NOTE
I'm not asking if I should use the Repository pattern, I care about the How. Injecting persistence-related objects into domain classes is not an option for me: it makes Unit Testing impossible (and no, tests using in-memory databases are NOT Unit Tests, as they cover many different classes without isolation), it couples the domain logic with the ORM and it brakes many important principles I practice, like Persistence Ignorance, Separation of Concerns, and others, whose benefits you're welcome to search online. Using EF Core "correctly" is not nearly as important to me as keeping the business logic isolated from external concerns, which is why I'll settle for a "hacky" usage of EF Core if it means the Repository won't be a leaky abstraction anymore.
Original Question
Let's assume the repository's interface is the following:
public interface IRepository<TEntity>
where TEntity : Entity
{
void Add(TEntity entity);
void Remove(TEntity entity);
Task<TEntity?> FindByIdAsync(Guid id);
}
public abstract class Entity
{
public Entity(Guid id)
{
Id = id;
}
public Guid Id { get; }
}
Most of the EF Core implementations I saw online did something like:
public class EFCoreRepository<TEntity> : IRepository<TEntity>
where TEntity : Entity
{
private readonly DbSet<TEntity> entities;
public EFCoreRepository(DbContext dbContext)
{
entities = dbContext.Set<TEntity>();
}
public void Add(TEntity entity)
{
entities.Add(entity);
}
public void Remove(TEntity entity)
{
entities.Remove(entity);
}
public async Task<TEntity?> FindByIdAsync(Guid id)
{
return await entities.FirstOrDefaultAsync(e => e.Id == id);
}
}
The changes are committed in another class, in an implementation of the Unit of Work pattern.

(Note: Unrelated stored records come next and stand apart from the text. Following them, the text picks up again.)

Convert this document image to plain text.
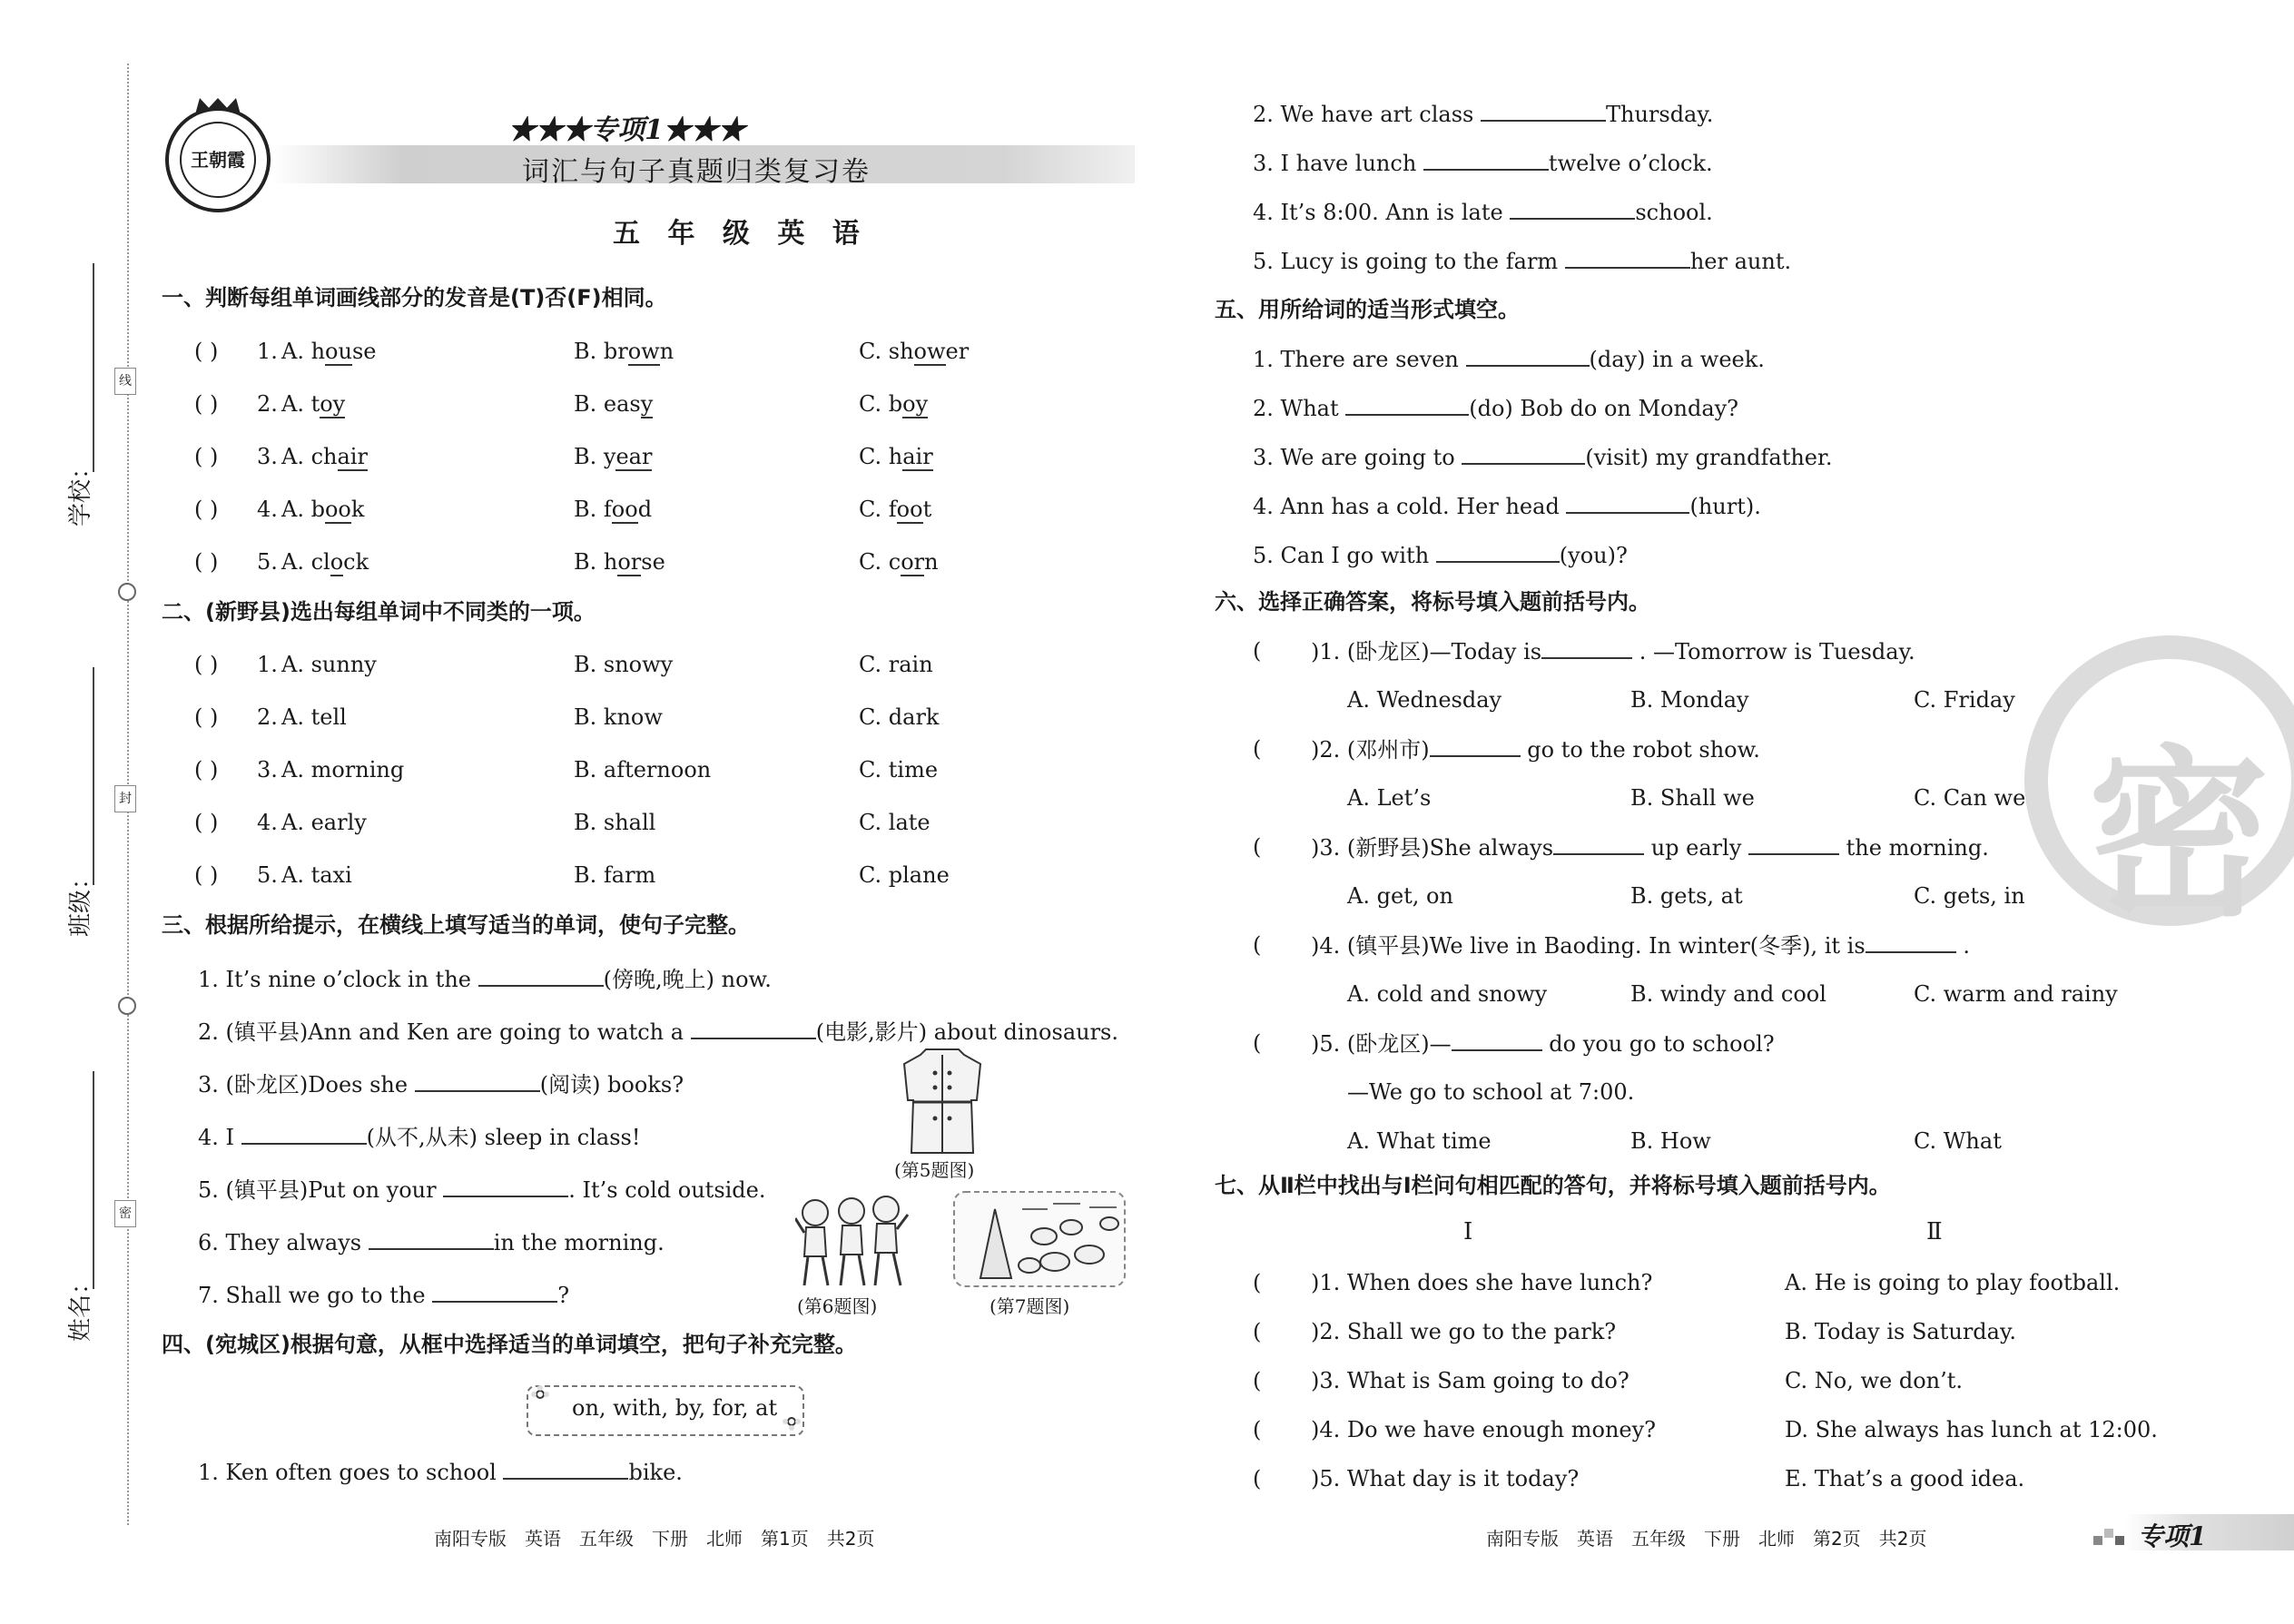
学校：
班级：
姓名：
线
封
密
王朝霞
★★★专项1★★★
词汇与句子真题归类复习卷
五 年 级 英 语
一、判断每组单词画线部分的发音是(T)否(F)相同。
( ) 1. A. house	B. brown	C. shower
( ) 2. A. toy	B. easy	C. boy
( ) 3. A. chair	B. year	C. hair
( ) 4. A. book	B. food	C. foot
( ) 5. A. clock	B. horse	C. corn
二、(新野县)选出每组单词中不同类的一项。
( ) 1. A. sunny	B. snowy	C. rain
( ) 2. A. tell	B. know	C. dark
( ) 3. A. morning	B. afternoon	C. time
( ) 4. A. early	B. shall	C. late
( ) 5. A. taxi	B. farm	C. plane
三、根据所给提示，在横线上填写适当的单词，使句子完整。
1. It’s nine o’clock in the	(傍晚,晚上) now.
2. (镇平县)Ann and Ken are going to watch a	(电影,影片) about dinosaurs.
3. (卧龙区)Does she	(阅读) books?
4. I	(从不,从未) sleep in class!
5. (镇平县)Put on your	. It’s cold outside.
6. They always	in the morning.
7. Shall we go to the	?
(第5题图)
(第6题图)	(第7题图)
四、(宛城区)根据句意，从框中选择适当的单词填空，把句子补充完整。
on, with, by, for, at
1. Ken often goes to school	bike.
2. We have art class	Thursday.
3. I have lunch	twelve o’clock.
4. It’s 8:00. Ann is late	school.
5. Lucy is going to the farm	her aunt.
密
五、用所给词的适当形式填空。
1. There are seven	(day) in a week.
2. What	(do) Bob do on Monday?
3. We are going to	(visit) my grandfather.
4. Ann has a cold. Her head	(hurt).
5. Can I go with	(you)?
六、选择正确答案，将标号填入题前括号内。
( )1. (卧龙区)—Today is	. —Tomorrow is Tuesday.
A. Wednesday	B. Monday	C. Friday
( )2. (邓州市)	go to the robot show.
A. Let’s	B. Shall we	C. Can we
( )3. (新野县)She always	up early	the morning.
A. get, on	B. gets, at	C. gets, in
( )4. (镇平县)We live in Baoding. In winter(冬季), it is	.
A. cold and snowy	B. windy and cool	C. warm and rainy
( )5. (卧龙区)—	do you go to school?
—We go to school at 7:00.
A. What time	B. How	C. What
七、从Ⅱ栏中找出与Ⅰ栏问句相匹配的答句，并将标号填入题前括号内。
Ⅰ	Ⅱ
( )1. When does she have lunch?	A. He is going to play football.
( )2. Shall we go to the park?	B. Today is Saturday.
( )3. What is Sam going to do?	C. No, we don’t.
( )4. Do we have enough money?	D. She always has lunch at 12:00.
( )5. What day is it today?	E. That’s a good idea.
南阳专版　英语　五年级　下册　北师　第1页　共2页	南阳专版　英语　五年级　下册　北师　第2页　共2页	专项1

The problem I have with this implementation is that it violates the definition of a repository as a "collection-like" object. Users of this class would have to know that the data is persisted in an external store and call the Save()
method themselves. The following snippet won't work:
var entity = new ConcreteEntity(id: Guid.NewGuid());
repository.Add(entity);
var result = await repository.FindByIdAsync(entity.Id); // Will return null
The changes should obviously not be committed after every call to Add()
, because it defeats the purpose of the Unit of Work, so we end up with a weird, not very collection-like interface for the repository.
In my mind, we should be able to treat a repository exactly like we would treat a regular in-memory collection:
var list = new List<ConcreteEntity>();
var entity = new ConcreteEntity(id: Guid.NewGuid());
list.Add(entity);
// No need to save here
var result = list.FirstOrDefault(e => e.Id == entity.Id);
When the transaction scope ends, the changes can be committed to the DB, but apart from the low-level code that deals with the transaction, I don't want the domain logic to care about when the transaction is committed. What we can do to implement the interface in this fashion is to use the DbSet's Local
collection in addition to the regular DB query. That would be:
...
public async Task<TEntity?> FindByIdAsync(Guid id)
{
var entity = entities.Local.FirstOrDefault(e => e.Id == id);
return entity ?? await entities.FirstOrDefaultAsync(e => e.Id == id);
}
This works, but this generic implementation would then be derived in concrete repositories with many other methods that query data. All of these queries will have to be implemented with the Local
collection in mind, and I haven't found a clean way to enforce concrete repositories not to ignore local changes. So my question really boils down to:
- Is my interpretation of the Repository pattern correct? Why is there no mention of this problem in other implementations online? Even Microsoft's implementation (which is a bit outdated, but the idea is the same) in the official documentation website ignores local changes when querying.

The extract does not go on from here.